On November 6, 2017, the Berkeley Center for Law, Business and the Economy (BCLBE) hosted a conversation with attorney Dana Wagner from Square.
Square is a financial services, merchant services aggregator and mobile payment company. Wagner has worked with Square as the leader of their legal, regulatory, government relations, compliance, and security operations department for more than five years and shepherded the startup through the IPO process last year. Wagner was their first lawyer. He helped shape Square into a global public technology company and built one of the very best legal and regulatory teams in the industry. Before joining Square, Wagner led Google’s antitrust and competition practice. At the beginning of his career, Wagner also served as an Assistant U.S. Attorney in the U.S. Attorney’s Office in the Northern District of California and as a trial attorney in the antitrust division in the U.S. Department of Justice.
Wagner pursued his undergraduate studies at U.C. Berkeley and received his J.D. from Yale Law School. Contrary to most law students, Wagner did not think of going to law school to save the world or do public service. However, after spending his first summer with the government and his second summer in a law firm, Wagner realized that he enjoyed working for the public sector.

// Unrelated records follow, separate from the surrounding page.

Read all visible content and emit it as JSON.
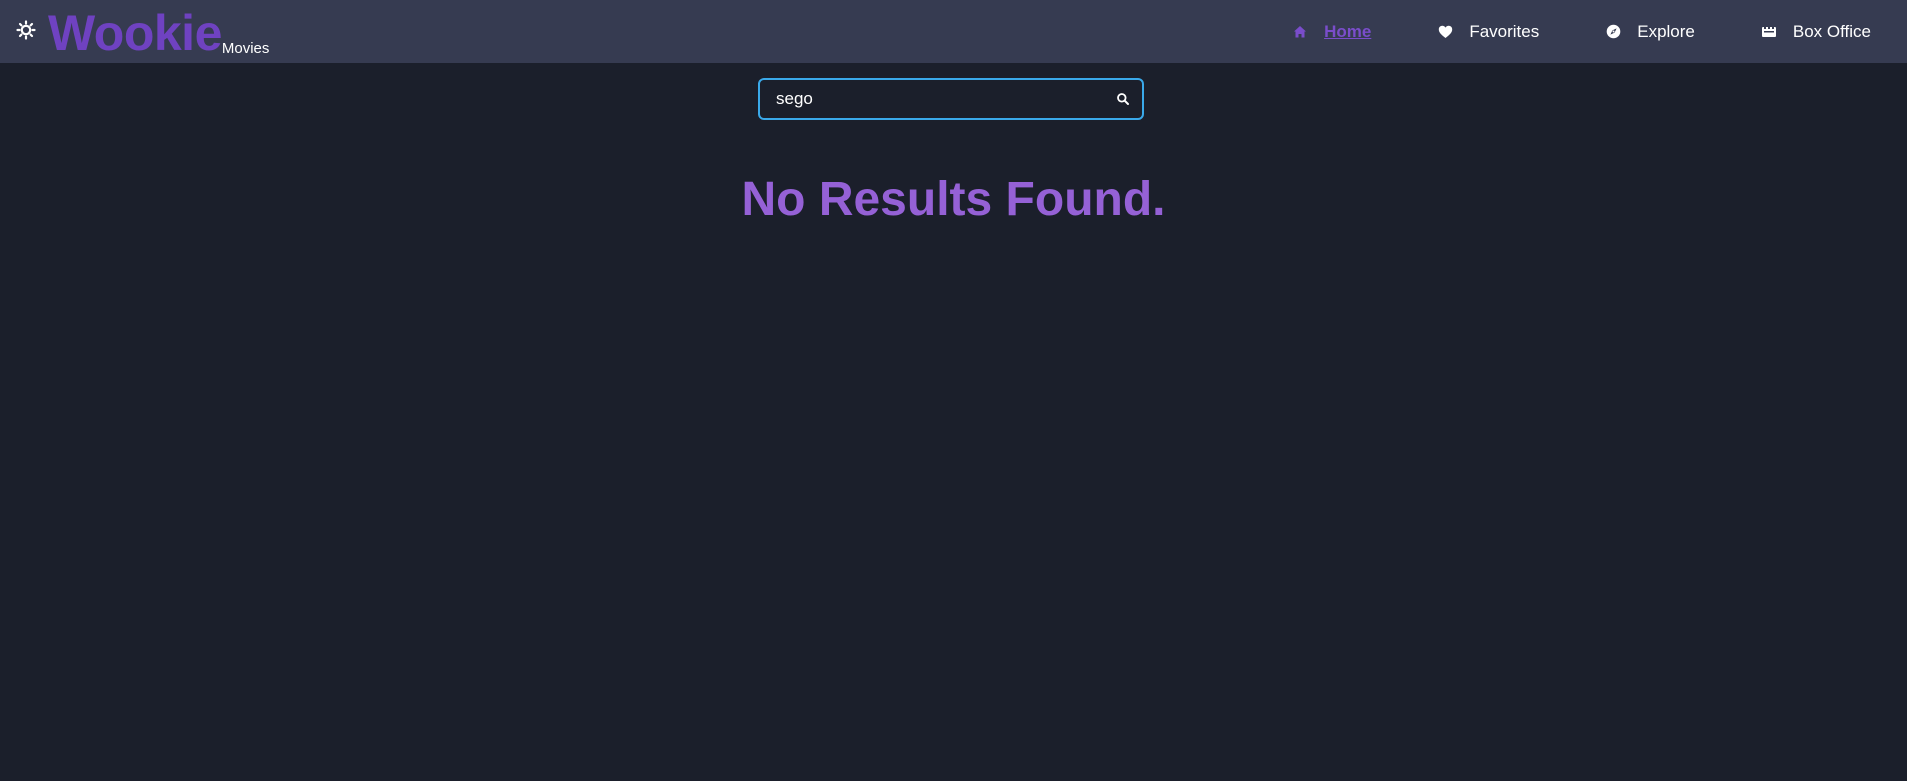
{
  "brand": {
    "name": "Wookie",
    "sub": "Movies"
  },
  "nav": {
    "items": [
      {
        "label": "Home",
        "icon": "home-icon",
        "active": true
      },
      {
        "label": "Favorites",
        "icon": "heart-icon",
        "active": false
      },
      {
        "label": "Explore",
        "icon": "compass-icon",
        "active": false
      },
      {
        "label": "Box Office",
        "icon": "ticket-icon",
        "active": false
      }
    ]
  },
  "search": {
    "value": "sego",
    "placeholder": ""
  },
  "results": {
    "message": "No Results Found."
  },
  "colors": {
    "background": "#1b1f2b",
    "navbar": "#363b51",
    "brand": "#6f42c1",
    "accent": "#9561d6",
    "search_border": "#3aa9ea"
  }
}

While Wagner was working on cartel criminal cases in the U.S. Attorney’s Office, Google reached out to him to create their antitrust division. Wagner had not practiced in such an area for years by then, but managed to quickly acquire the qualifications needed by doing the job itself and by building a team that was able to face antitrust issues that came in every product launch, in the IP strategy and in every partnership.
After four years at Google, Square reached out via e-mail to Wagner to have a conversation when the company was in a very early stage. A combination of elements led Wagner to accept this new challenge: a very good leadership and business model, the fact that he felt that he was not doing legal work at Google anymore, and his thought that you have to run a startup at least once in your life,
At Square, Wagner built his own team from scratch. He looked for lawyers who wanted to do something that would challenge themselves and learn. According to Wagner, another important quality for young lawyers is an ability to take good risks, because there is a lot of risk aversion in the legal world. He wrapped up by stating that risk aversion is something that should be avoided by employees of technology companies.